Она отворачивается, застегивает поверх одежды пыльник, перекладывает холсты, раскладывает хитроумный деревянный стул. Она, так же как он, не сидит, а стоит за мольбертом, каблуками зарывшись в гальку. Она старается забыть о нем, стоящем рядом, о его склоненной к работе серебряной голове, прямой спине. На ее холсте уже лежит светло-серая грунтовка: она выбрала ее для дневного освещения. Она выдавливает на палитру побольше аквамарина, алый кадмий для диких маков на скалах слева и справа. Это ее любимые цветы.
Теперь она отводит себе тридцать минут по карманным часом, прищуривается, держит кисть как можно легче, взмах от запястья и локтя, короткие мазки. Вода голубовато-зеленая с розоватым отблеском, небо почти бесцветное, камни на пляже розовые и серые, пена на краю прибоя бежевая. Она вписывает фигуру Оливье в темном костюме, с белыми волосами, но изображает его в отдалении, маленькой фигуркой на берегу. Она трогает скалы умброй, затем зеленью, ставит красные точки маков. Еще там белые цветы и маленькие желтые, ей видны утесы и почти над головой, и вдали.

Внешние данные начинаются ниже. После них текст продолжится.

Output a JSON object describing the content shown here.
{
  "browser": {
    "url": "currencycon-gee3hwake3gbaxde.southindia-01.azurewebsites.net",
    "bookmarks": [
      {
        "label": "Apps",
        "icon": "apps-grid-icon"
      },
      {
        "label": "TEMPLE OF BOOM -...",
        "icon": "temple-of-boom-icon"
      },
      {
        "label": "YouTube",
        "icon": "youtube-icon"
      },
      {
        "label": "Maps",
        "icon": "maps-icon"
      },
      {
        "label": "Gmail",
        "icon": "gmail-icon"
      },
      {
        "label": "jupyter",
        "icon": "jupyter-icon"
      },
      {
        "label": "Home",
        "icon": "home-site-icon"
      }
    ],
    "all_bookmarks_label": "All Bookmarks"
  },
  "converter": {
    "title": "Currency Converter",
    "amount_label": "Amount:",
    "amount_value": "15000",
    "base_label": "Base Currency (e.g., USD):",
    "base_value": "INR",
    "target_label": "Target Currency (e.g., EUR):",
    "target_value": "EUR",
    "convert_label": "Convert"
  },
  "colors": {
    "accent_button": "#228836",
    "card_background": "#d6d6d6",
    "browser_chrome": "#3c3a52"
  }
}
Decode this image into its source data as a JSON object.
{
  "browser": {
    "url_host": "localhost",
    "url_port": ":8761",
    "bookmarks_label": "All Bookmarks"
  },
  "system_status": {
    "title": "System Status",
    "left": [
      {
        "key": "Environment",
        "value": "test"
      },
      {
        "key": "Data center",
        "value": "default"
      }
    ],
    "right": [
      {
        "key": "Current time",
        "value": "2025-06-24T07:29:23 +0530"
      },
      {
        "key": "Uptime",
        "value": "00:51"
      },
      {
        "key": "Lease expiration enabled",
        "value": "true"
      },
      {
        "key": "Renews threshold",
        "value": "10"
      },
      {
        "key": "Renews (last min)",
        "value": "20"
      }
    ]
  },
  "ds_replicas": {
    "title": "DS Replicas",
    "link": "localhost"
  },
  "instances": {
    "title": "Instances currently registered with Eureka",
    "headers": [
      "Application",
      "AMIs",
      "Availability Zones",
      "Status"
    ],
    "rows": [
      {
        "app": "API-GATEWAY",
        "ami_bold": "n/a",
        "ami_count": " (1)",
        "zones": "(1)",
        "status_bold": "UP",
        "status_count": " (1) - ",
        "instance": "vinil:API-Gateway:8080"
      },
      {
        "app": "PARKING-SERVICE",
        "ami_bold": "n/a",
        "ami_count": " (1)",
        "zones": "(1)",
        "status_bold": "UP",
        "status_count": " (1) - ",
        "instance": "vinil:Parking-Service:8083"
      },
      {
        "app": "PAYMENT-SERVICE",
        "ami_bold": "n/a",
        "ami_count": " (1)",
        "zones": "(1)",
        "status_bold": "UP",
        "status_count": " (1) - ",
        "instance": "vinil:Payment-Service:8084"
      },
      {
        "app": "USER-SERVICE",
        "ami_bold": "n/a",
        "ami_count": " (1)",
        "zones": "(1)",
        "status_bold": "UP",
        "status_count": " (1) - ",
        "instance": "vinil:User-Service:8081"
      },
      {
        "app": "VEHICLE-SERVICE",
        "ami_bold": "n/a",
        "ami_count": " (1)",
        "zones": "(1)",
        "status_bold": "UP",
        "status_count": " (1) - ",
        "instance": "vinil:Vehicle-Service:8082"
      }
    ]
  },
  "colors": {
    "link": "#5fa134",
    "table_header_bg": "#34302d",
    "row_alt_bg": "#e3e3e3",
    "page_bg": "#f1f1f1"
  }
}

Тридцать минут истекли. Оливье оборачивается, словно угадав, что первый холст закончен. Она видит, что он про должает неторопливо работать над водным пространством и еще не дошел ни до лодок, ни до скал. Это будет подробное, выдержанное и красивое полотно, и займет оно не один день. Он подходит взглянуть на ее холст. Она смотрит вместе с ним, чувствуя его локоть у своего плеча. Она, словно глядя его глазами, сознает свое искусство и недостатки письма: оно живое, трогательное, но слишком грубо даже на ее вкус, — неудачный эксперимент. Ей хочется, чтобы он промолчал, и он, к ее облегчению, не прерывает рокота прибоя, шороха гальки, выносимой волнами на берег и сползающей обратно в воду. Он только кивает, глядя на нее сверху. Его глаза всегда красноватые, веки чуть отвисают. В эту минуту она не променяла бы его присутствия ни на что на свете, просто потому, что он настолько ближе к краю, чем она. Он ее понимает.
В этот вечер они ужинают с другими постояльцами, сидя через стол друг от друга, передавая блюда с соусом или грибами. Хозяйка, подавая Оливье телятину, говорит, что днем заходил господин, который спрашивал, не у нее ли остановился знаменитый художник, его парижский друг. Вы знамениты, мсье Виньо? Оливье со смехом качает головой. В Этрете работали многие знаменитые художники, однако едва ли он из их числа. Беатрис выпивает стакан вина и раскаивается в этом. Они сидят за книгами в общей гостиной, рядом усатый англичанин шелестит страницами лондонских газет и недовольно прокашливается. Потом она откладывает книгу и пытается написать второе письмо Иву — без особого успеха. Перо как будто не ладит с бумагой, сколько бы она ни обмакивала его в чернильницу, ни промокала строки. Китайские часы хозяйки отбивают десять, и Оливье встает, кланяется ей, улыбаясь покрасневшими на ветру глазами, делает движение, будто хочет поцеловать ей руку, но не целует.